9 Processing personal data
9.1 Everyone who works for, or on behalf of HR Solutions (South) Ltd, has some responsibility for ensuring data is collected, stored and handled appropriately, in line with this policy.
9.2 Data will only be used for the specified lawful purpose for which it was obtained and will be kept secure and not shared with unauthorised people.
9.3 Where possible notes on individuals will be anonymised or separated by the use of keys/codes so that the data subject cannot be identified.
9.4 Personal data will be shredded and disposed of securely when it is not longer required.
10 Data breaches
10.1 We have robust measures in place to minimise and prevent data breaches from taking place. Should a breach of personal data occur (whether in respect of your employee’s or someone else’s) then we must take notes and keep evidence of that breach. If the breach is likely to result in a risk to the rights and freedoms of individuals, then we will also notify the Information Commissioner’s Office within 72 hours.

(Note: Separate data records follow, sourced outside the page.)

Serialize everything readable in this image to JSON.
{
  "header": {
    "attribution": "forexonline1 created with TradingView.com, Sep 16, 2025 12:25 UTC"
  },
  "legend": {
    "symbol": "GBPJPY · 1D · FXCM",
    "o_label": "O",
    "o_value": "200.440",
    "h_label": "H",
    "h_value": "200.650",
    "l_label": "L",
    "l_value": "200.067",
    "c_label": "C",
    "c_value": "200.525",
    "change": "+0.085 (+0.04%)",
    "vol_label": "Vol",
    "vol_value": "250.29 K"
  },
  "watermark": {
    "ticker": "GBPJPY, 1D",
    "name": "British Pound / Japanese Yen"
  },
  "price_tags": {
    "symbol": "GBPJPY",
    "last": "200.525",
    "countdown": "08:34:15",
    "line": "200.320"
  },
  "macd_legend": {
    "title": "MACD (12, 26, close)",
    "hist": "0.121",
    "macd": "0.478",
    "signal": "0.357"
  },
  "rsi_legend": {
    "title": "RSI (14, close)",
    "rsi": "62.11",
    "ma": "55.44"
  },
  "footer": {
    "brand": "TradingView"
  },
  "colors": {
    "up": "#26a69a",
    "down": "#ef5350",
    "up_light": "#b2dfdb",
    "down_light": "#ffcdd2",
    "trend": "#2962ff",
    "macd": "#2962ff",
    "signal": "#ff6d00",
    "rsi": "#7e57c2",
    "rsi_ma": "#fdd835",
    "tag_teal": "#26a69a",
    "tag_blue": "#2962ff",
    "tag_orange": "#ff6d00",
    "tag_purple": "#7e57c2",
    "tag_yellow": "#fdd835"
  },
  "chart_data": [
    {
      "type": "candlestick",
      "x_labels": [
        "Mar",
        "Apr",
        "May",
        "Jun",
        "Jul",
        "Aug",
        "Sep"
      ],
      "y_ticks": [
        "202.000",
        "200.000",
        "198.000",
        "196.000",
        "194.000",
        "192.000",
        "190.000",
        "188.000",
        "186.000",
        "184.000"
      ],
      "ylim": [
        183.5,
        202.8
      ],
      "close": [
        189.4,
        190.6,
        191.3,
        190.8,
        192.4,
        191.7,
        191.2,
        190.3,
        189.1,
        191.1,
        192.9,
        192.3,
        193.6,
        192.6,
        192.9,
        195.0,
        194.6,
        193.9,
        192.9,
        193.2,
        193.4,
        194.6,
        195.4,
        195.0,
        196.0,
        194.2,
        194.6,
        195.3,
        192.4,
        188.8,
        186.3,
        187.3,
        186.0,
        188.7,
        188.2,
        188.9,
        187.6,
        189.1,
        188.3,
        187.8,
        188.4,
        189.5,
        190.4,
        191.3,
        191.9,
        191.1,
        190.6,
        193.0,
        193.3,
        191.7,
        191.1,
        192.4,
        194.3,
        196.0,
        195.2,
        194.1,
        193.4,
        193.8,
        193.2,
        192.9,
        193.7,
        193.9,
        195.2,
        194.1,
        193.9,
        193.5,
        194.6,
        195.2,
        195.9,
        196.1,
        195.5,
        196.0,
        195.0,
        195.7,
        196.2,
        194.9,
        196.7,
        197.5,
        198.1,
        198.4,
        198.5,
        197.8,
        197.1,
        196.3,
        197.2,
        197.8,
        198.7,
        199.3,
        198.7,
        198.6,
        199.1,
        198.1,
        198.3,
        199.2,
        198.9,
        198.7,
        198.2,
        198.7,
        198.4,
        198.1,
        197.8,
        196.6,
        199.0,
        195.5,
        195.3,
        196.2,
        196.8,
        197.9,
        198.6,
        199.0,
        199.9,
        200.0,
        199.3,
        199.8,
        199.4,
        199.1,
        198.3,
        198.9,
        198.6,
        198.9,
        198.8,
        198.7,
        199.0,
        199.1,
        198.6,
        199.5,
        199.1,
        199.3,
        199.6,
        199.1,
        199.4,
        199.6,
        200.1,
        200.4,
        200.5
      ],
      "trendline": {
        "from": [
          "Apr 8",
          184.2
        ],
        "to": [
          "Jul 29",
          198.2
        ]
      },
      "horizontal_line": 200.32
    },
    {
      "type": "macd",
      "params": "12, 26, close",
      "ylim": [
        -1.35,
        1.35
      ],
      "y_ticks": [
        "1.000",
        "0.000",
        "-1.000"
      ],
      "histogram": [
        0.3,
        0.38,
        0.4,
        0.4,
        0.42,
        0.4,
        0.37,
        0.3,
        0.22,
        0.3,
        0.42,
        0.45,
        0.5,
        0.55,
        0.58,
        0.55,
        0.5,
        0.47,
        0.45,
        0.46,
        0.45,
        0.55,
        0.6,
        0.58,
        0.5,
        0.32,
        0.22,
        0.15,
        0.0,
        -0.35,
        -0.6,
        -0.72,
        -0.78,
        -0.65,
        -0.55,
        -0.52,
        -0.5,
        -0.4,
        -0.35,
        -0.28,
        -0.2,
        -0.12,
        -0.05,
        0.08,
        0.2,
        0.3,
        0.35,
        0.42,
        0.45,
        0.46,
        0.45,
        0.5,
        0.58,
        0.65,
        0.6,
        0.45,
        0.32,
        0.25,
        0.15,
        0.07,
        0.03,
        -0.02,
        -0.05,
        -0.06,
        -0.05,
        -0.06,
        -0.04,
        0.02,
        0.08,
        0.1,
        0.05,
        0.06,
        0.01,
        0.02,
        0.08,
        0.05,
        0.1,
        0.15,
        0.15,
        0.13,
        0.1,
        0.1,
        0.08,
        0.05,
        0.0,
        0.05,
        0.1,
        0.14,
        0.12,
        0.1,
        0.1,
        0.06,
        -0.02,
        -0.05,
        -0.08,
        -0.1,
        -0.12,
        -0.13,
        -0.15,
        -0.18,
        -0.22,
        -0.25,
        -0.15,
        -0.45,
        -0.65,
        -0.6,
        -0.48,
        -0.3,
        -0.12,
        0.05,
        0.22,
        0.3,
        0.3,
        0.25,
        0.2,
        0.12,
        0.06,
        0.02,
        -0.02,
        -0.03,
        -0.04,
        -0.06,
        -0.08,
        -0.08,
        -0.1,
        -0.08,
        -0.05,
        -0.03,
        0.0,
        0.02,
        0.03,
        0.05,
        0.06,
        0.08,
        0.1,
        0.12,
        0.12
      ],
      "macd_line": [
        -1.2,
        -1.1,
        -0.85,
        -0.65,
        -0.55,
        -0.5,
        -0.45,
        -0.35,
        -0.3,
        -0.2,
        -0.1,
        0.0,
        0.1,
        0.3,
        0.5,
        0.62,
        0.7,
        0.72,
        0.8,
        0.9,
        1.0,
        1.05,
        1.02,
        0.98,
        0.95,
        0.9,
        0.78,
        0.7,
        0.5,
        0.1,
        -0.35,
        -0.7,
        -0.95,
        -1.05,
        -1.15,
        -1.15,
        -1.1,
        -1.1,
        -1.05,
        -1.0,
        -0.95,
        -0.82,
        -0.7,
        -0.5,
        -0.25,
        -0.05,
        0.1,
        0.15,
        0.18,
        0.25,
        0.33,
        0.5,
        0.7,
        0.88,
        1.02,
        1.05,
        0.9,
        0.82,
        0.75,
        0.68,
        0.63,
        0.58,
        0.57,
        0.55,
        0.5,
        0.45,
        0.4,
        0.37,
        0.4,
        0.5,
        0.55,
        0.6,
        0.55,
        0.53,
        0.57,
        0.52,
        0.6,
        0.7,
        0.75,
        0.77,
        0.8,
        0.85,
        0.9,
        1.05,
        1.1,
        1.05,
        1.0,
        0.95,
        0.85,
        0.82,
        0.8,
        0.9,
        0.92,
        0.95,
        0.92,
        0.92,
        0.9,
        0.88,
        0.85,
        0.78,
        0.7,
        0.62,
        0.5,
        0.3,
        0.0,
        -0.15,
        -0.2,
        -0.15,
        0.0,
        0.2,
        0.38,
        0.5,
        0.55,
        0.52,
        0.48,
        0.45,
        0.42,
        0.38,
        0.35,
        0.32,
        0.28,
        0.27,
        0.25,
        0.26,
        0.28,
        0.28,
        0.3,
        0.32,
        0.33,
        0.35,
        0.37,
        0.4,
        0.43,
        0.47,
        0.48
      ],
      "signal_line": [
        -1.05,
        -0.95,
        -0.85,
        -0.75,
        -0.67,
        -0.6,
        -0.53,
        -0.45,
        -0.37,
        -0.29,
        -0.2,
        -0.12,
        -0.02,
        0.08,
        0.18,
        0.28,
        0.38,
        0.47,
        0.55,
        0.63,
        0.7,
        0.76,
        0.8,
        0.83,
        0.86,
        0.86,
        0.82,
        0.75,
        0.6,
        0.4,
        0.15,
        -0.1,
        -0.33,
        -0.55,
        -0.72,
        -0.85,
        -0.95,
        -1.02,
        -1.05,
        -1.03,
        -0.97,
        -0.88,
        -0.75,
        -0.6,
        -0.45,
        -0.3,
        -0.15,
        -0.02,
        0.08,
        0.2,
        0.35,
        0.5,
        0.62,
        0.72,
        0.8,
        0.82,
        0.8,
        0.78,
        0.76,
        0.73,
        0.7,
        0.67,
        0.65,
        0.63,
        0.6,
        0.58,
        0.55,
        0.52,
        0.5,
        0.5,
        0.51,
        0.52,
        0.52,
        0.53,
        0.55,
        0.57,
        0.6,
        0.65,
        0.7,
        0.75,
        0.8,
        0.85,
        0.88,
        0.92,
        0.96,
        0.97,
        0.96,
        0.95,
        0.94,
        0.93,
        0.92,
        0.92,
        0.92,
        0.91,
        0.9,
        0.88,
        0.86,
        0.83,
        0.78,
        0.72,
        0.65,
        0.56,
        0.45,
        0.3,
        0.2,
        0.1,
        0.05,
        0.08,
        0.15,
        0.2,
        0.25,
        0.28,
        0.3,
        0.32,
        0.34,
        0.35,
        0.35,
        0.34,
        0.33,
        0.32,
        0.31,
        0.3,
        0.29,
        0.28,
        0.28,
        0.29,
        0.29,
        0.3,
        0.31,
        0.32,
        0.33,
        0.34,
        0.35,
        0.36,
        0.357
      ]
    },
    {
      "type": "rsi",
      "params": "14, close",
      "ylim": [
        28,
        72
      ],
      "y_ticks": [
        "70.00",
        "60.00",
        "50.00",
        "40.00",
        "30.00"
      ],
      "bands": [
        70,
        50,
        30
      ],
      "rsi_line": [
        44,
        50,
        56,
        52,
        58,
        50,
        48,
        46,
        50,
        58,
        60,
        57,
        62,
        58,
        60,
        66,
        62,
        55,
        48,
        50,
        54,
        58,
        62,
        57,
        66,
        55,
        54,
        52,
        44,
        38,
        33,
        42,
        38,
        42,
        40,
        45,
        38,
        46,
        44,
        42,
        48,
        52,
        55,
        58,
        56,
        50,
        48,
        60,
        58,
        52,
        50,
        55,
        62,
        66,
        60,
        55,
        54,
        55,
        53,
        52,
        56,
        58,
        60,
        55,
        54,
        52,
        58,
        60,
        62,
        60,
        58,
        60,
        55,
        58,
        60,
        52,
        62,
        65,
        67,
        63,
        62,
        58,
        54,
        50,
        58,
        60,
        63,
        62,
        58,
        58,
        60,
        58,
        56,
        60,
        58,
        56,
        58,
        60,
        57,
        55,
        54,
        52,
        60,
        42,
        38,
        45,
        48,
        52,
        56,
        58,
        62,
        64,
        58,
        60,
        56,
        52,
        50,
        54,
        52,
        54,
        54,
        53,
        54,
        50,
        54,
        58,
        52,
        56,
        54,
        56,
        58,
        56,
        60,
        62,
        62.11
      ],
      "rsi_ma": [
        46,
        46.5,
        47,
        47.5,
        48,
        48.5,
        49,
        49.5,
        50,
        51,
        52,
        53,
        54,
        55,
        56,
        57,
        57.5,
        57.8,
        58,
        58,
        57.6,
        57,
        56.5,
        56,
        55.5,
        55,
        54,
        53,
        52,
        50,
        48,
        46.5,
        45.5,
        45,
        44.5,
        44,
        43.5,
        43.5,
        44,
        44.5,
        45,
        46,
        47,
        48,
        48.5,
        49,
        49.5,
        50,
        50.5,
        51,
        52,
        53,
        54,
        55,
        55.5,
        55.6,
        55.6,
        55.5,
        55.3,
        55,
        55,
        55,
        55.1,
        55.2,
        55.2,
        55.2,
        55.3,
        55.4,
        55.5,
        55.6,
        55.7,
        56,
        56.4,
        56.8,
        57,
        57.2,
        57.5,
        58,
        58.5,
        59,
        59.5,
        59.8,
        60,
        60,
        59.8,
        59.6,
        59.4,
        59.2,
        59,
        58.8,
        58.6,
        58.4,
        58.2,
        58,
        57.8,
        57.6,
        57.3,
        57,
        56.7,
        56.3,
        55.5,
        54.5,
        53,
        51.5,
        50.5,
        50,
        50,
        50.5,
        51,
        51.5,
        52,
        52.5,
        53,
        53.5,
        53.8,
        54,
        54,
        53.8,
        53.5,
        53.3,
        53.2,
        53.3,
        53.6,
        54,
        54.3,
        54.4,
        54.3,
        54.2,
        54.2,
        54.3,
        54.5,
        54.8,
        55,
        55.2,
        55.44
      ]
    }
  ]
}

11 Subject access requests
11.1 Your employees as Data subjects can make a ‘subject access request’ (‘SAR’) to find out the information HR Solutions (South) Ltd hold about them. This request must be made in writing. To avoid duplication any emails, correspondence and documentation between you as the Client Company and HR Solutions (South) Ltd will be referred back to you to provide. Any other information which you as the Employer and Client identifies your employee’s as individual data subjects and is not covered by restrictions will be sent directly to the individual making the SAR request.
12 Your employee’s data subject rights
12.1 Your employee’s have a number of rights as listed in the client companies Data Protection Policy.
12.2 In most situations we will not rely on your employee’s consent as a lawful ground to process your employee’s data. If we do however request your employee’s consent to the processing of your employee’s personal data for a specific purpose, you employees have the right not to consent or to withdraw their consent later.
12.3 Your employees have the right to complain to the Information Commissioner. They can do this by contacting the Information Commissioner’s Office directly.